Conficker Hits U.K. Parliament

The Conficker worm has hit yet another high profile victim. This time, the networks of the U.K Houses of Parliament reportedly are the latest to be incorporated in the millions of computers infected by the botnet.

According to a U.K. Parliament memo, which was leaked on political block Dizzy Thinks, the widespread Conficker worm infection slowed Parliamentary computer systems and locked out several accounts.

While the issue has yet to be resolved, the U.K. Parliament memo maintained that staff were working with third party partners to eradicate the Conficker worm and were going to "act swiftly to clean computers that are infected."

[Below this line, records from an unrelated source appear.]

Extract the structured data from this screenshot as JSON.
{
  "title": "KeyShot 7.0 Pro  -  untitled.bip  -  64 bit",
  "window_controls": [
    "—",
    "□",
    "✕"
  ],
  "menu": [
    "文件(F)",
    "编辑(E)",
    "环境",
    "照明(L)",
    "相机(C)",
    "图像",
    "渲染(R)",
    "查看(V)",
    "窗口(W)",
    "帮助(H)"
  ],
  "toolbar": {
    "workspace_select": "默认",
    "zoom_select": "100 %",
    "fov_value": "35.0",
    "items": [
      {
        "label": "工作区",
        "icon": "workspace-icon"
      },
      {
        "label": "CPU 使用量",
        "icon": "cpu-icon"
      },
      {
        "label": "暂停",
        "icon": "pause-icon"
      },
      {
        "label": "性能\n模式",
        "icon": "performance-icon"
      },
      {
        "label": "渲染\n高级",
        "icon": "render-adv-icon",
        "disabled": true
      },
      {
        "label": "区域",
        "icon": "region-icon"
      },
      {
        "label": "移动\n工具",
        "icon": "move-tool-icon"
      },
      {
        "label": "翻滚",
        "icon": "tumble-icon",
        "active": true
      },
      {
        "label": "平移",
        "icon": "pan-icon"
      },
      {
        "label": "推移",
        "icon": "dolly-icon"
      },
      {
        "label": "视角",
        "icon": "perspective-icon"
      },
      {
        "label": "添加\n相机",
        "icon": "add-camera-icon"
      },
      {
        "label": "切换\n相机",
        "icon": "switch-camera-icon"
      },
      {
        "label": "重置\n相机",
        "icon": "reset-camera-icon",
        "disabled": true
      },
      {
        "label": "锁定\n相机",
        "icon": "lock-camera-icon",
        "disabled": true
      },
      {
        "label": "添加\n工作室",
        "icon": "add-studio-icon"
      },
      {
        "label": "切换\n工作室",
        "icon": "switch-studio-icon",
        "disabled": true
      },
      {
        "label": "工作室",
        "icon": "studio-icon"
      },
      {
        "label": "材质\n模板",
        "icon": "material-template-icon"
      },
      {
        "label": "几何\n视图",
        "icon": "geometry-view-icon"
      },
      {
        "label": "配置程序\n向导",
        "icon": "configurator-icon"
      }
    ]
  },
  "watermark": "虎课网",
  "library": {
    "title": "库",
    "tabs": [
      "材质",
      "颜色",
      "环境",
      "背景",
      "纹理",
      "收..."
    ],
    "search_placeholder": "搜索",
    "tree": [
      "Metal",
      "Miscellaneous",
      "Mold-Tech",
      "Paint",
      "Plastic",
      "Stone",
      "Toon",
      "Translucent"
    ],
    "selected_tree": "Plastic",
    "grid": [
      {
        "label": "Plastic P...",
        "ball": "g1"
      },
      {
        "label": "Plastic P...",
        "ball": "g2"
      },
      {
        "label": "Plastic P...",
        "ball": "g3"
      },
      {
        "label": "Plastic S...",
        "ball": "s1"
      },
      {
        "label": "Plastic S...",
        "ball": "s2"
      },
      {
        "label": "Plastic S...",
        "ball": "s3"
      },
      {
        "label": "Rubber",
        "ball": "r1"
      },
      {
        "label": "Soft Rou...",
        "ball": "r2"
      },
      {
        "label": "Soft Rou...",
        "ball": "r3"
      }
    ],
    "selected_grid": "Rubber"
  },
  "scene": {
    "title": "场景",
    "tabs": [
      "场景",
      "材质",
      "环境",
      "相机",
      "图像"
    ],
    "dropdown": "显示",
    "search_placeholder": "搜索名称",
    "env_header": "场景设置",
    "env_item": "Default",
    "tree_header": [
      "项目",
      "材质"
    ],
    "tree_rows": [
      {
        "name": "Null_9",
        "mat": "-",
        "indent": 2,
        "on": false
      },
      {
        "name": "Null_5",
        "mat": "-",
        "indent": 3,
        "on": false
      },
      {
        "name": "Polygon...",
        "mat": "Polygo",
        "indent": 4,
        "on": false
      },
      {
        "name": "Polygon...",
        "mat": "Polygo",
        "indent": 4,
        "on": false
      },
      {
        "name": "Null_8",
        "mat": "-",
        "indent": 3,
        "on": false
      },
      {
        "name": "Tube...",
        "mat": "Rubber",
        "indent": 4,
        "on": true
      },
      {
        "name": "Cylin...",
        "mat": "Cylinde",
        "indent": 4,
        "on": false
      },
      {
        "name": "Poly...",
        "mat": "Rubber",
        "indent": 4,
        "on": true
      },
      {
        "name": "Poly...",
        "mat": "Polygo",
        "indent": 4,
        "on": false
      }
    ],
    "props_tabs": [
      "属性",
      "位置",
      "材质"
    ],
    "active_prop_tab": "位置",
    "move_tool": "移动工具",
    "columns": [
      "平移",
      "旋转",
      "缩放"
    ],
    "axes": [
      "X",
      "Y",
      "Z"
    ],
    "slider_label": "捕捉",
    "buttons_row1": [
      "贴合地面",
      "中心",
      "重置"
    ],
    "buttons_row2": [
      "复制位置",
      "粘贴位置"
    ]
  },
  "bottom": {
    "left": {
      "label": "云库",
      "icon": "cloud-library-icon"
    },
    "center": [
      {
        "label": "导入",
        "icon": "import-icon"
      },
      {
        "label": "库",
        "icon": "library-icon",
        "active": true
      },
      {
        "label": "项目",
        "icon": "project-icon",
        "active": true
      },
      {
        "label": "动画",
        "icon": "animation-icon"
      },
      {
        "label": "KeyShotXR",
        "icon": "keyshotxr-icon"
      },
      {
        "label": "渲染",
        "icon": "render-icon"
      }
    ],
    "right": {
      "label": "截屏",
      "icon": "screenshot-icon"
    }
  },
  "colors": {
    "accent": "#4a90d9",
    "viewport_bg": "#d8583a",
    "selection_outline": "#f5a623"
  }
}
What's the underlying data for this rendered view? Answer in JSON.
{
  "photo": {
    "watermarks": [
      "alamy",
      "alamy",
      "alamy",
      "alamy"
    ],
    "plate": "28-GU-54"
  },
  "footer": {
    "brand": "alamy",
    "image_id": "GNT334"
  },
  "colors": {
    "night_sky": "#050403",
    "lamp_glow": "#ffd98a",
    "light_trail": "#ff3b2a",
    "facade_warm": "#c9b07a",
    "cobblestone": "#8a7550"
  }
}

Employees with infected computers would be contacted and the device would either be removed or cleaned with appropriate software to prevent further attacks, the advisory said.

Sponsored post

The attack precedes an impending Conficker variant, slated to be released April 1, that will allegedly deliver a malicious, but yet unknown, payload. Some security experts have speculated that the latest version will create a new update mechanism that will allow it to randomly communicate with its command and control centers to launch attacks indiscriminately. The new version of Conficker will crank up the number of domains that it can check for updates from 250 to about 50,000, while being able to dodge interception by the security community, which has thus far been able to impede communication between the notorious botnet and its domains.

The Conficker worm has significantly evolved since its launch in October 2008. The worm originated as the result of an attack exploiting a Microsoft vulnerability in the handling of RPC requests in the Server Service. Microsoft immediately released an emergency out-of-band patch repairing the vulnerability, but the fix did little to slow the worm from rapidly spreading once it took hold.

Now Conficker Version C -- the latest variant of the malware -- has the ability to spread via peer-to-peer files as well as through USB sticks. It also added defensive measures designed to evade detection and removal by disabling Windows Automatic Updates and Windows Security Center, and has proven to block access to several security vendors' Web sites and circumvent many antivirus products.

Meanwhile, until the Conficker issue is resolved, the memo asked PICT users to remove all unauthorized PCs and laptops from the network and refrain from using USB sticks or other portable devices to store or transfer information.